Memleketi Denizli'de yaptığı açıklamada, 2008-2013 yılları arasında St. Petersburg ve Kırım Bölgesi'ne din görevlisi olarak atandığını anlatan Hikmet Yuvacı, "2015'in baharında koordinatör olarak Kırım'a devlet yetkilisi olarak atandım. Oradaki soydaşlarımıza hizmet götürmek için... Şu son yaşanan uçak krizinden sonra oradaki Rus yetkililer bize sıkıntı çıkararak soydaşlarımıza olan hizmetlerimizi engellemek istediler. Çeşitli entrikalarla bizi sınır dışı etmeye çalıştılar ve muvaffak oldular. Ülkemize geldik ama gönlümüz yine oradaki ecdad yadigarı Kırım'daki din kardeşlerimizle beraberdir. İnşallah yollar açılır, imkanlar ölçüsünde tekrar oradaki soydaşlarımıza hizmet etmek için oraya gidebiliriz." dedi.

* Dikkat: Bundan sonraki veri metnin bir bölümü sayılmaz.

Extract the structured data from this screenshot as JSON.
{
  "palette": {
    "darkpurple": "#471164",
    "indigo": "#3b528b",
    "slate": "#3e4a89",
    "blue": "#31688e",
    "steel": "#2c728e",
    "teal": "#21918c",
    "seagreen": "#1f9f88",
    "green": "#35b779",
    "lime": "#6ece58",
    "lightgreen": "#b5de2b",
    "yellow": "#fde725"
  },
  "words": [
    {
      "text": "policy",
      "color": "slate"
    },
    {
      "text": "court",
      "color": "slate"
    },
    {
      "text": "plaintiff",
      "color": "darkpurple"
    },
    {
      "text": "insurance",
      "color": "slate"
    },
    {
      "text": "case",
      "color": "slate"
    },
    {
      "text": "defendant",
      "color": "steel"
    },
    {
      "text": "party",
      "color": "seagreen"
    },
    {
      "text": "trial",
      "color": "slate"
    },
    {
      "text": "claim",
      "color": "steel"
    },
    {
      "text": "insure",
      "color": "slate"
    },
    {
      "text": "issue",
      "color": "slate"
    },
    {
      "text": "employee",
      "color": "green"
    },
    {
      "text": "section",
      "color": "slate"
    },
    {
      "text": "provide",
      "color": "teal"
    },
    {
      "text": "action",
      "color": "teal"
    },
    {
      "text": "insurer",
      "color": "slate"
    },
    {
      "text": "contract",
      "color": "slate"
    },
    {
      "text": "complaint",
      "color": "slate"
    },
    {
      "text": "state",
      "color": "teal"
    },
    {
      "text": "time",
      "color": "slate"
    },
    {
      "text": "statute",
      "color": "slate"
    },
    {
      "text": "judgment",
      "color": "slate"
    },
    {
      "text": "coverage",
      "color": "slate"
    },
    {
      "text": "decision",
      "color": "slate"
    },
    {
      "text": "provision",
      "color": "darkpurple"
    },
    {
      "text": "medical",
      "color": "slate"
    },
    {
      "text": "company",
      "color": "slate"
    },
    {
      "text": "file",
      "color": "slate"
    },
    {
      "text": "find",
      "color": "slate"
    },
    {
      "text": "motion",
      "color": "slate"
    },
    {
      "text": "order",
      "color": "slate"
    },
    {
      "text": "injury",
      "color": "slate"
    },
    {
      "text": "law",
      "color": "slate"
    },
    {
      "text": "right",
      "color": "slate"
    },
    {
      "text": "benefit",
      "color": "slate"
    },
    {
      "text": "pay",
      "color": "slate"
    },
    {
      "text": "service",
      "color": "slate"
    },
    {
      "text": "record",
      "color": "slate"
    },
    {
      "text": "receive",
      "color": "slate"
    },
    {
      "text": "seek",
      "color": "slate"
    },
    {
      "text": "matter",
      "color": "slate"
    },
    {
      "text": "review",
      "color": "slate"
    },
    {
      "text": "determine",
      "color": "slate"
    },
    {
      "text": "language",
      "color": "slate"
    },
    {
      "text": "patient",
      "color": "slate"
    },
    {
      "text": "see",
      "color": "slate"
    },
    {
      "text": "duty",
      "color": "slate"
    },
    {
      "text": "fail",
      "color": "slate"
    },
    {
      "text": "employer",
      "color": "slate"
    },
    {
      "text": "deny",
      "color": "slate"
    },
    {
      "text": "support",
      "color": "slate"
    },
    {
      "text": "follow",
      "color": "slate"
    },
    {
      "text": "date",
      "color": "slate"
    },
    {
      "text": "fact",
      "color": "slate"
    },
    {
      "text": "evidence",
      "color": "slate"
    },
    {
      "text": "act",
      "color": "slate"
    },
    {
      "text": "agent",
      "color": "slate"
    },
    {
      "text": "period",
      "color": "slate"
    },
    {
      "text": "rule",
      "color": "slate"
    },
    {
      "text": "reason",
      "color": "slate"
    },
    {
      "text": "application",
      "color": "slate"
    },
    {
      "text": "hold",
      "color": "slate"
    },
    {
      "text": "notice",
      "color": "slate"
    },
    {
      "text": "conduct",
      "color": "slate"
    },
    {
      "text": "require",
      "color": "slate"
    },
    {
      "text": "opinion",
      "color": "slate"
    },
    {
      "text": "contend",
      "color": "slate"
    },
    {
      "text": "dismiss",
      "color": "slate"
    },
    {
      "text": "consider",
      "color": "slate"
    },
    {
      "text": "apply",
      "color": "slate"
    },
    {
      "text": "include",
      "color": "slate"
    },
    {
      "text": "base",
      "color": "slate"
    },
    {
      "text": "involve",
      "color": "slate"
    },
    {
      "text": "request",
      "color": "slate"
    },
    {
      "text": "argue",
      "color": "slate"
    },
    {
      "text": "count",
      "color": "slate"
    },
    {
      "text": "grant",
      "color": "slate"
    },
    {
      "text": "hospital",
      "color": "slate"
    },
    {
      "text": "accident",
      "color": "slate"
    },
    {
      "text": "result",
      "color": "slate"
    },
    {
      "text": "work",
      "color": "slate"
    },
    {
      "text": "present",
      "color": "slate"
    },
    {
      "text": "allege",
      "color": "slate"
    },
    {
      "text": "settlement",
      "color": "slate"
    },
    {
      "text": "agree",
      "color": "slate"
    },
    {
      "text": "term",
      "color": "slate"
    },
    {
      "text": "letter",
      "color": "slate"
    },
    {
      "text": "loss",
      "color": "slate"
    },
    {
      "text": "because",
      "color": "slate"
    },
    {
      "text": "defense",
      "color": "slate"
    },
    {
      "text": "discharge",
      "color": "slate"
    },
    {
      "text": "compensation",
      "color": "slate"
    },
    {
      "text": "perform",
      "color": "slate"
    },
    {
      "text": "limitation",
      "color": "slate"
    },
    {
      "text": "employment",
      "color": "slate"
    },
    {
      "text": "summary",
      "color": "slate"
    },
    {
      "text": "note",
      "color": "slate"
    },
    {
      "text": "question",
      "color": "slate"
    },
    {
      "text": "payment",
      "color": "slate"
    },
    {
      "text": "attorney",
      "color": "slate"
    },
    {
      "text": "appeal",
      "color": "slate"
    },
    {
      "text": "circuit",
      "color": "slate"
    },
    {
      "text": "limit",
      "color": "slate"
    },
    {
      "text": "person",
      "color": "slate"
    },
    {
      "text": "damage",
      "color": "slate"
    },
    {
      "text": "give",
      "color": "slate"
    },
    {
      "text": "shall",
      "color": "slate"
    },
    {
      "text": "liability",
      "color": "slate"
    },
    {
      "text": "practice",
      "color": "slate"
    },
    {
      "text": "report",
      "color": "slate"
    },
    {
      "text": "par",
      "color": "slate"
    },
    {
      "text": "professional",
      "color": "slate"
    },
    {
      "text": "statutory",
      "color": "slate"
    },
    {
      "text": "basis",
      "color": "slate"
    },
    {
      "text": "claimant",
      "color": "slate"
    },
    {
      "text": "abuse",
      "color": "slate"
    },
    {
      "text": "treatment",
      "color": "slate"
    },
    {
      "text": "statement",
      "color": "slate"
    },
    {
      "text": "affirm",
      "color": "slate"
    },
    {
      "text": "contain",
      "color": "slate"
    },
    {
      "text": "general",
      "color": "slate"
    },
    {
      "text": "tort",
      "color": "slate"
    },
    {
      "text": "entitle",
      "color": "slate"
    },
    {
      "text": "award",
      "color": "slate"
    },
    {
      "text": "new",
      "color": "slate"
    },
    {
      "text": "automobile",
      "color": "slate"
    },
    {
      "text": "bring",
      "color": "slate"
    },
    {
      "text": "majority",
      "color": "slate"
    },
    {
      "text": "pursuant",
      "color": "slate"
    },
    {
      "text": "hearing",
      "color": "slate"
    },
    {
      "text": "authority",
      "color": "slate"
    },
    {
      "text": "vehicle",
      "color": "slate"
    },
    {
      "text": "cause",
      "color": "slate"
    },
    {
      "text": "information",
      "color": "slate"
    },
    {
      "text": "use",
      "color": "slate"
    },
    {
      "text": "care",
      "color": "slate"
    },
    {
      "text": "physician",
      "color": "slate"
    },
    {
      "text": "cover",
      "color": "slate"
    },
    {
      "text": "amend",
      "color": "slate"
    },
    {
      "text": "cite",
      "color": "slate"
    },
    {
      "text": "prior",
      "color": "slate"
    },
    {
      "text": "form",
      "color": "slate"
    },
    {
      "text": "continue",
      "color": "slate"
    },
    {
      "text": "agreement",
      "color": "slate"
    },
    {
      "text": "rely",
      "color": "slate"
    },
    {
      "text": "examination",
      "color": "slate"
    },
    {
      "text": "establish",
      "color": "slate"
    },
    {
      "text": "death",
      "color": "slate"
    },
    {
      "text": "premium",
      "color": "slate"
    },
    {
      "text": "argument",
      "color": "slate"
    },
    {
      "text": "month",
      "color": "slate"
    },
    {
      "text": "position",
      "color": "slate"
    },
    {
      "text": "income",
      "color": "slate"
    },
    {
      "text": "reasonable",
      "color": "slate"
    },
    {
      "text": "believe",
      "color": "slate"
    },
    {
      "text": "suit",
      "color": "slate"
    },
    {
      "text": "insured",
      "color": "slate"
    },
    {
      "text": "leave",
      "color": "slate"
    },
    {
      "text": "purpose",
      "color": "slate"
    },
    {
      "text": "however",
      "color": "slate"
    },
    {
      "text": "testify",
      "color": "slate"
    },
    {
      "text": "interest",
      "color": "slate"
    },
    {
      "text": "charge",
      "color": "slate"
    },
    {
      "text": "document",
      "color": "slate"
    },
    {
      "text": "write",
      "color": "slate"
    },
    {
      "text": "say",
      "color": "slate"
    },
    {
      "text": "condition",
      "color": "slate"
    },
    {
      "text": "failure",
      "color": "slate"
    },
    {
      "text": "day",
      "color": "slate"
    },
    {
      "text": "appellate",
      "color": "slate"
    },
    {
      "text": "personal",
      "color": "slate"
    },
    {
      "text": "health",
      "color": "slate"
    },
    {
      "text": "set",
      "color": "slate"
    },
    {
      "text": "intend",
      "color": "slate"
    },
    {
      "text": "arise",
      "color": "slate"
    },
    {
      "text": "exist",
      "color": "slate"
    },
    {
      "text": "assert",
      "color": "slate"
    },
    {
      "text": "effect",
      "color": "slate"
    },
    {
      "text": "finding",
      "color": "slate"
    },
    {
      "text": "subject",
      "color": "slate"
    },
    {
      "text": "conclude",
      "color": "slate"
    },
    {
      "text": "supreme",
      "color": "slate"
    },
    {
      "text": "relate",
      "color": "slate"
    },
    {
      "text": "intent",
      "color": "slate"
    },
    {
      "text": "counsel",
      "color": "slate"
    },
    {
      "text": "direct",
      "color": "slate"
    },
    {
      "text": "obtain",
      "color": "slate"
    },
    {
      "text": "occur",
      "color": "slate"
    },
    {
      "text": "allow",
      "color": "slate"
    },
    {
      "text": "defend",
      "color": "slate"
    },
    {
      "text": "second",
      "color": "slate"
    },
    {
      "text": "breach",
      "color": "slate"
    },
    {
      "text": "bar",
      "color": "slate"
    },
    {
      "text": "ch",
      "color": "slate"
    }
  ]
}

Rus uçağının düşürülmesinin ardından Rusya'nın Türk görevlileri ve iş adamları ile orada yaşayan Türk vatandaşları sınır dışı etmek için elinden geleni yaptığını belirten Yuvacı, "Bizim niyetimiz, devletimiz, milletimiz adına, orada bulunan Müslümanlara, soydaşlarımıza hizmet etmek. Zaten oradaki varlığımız şeffaf bir şekilde Rus yetkililer tarafından bilinmekteydi. Ama yine de politik bir netice karşısında bizi sınır dışı ettiler." diye konuştu.
'SİYASETLE İLGİMİZ YOK, BİZ DİN ADAMIYIZ'
Kırım'da imamlığın ardından koordinatör olarak görev yaptığını vurgulayan Yuvacı, şunları anlattı: "Biz din adamıyız, siyasetle, politikayla bir ilgimiz yok. Sadece orada yaşayan soydaşlarımıza dini, kültürel edebi yönden hizmet götürebilmek için, devletimizin imkanını oradaki kardeşlerimize ulaştırmaktı. İki devlet arasındaki uçak krizinden sonra oradaki soydaşlarımız bizim sınır dışı edilmemizi doğru bulmadılar. Her zaman kalpleri, gönülleri Türkiye'den yana. Biz geçmişi kökleri maziye dayanan bir milletiz. Ecdat yadigarı topraklardır. Biz orada vatandaşlarımızı, soydaşlarımızı unutmamak için, hizmet adına var olduk. Biz din adamlarına yapılan bu kötü, mağdur edici durumu kabullenemiyoruz kabullenmek istemiyoruz." şeklinde konuştu.
Uçak düşürmenin hemen ardından bürolarını 12-13 Rus istihbarat polisinin bastığını anlatan Yuvacı, "Bize sıkıntılar çıkardılar. Pasaportuma el koydular. Bir hafta pasaportumu alamadım. Daha sonra çeşitli yollarla pasaportumu almayı başardım. Daha sonra mahkemeye çıkararak sınır dışı etmek için bir karar verdiler." ifadelerini kullandı.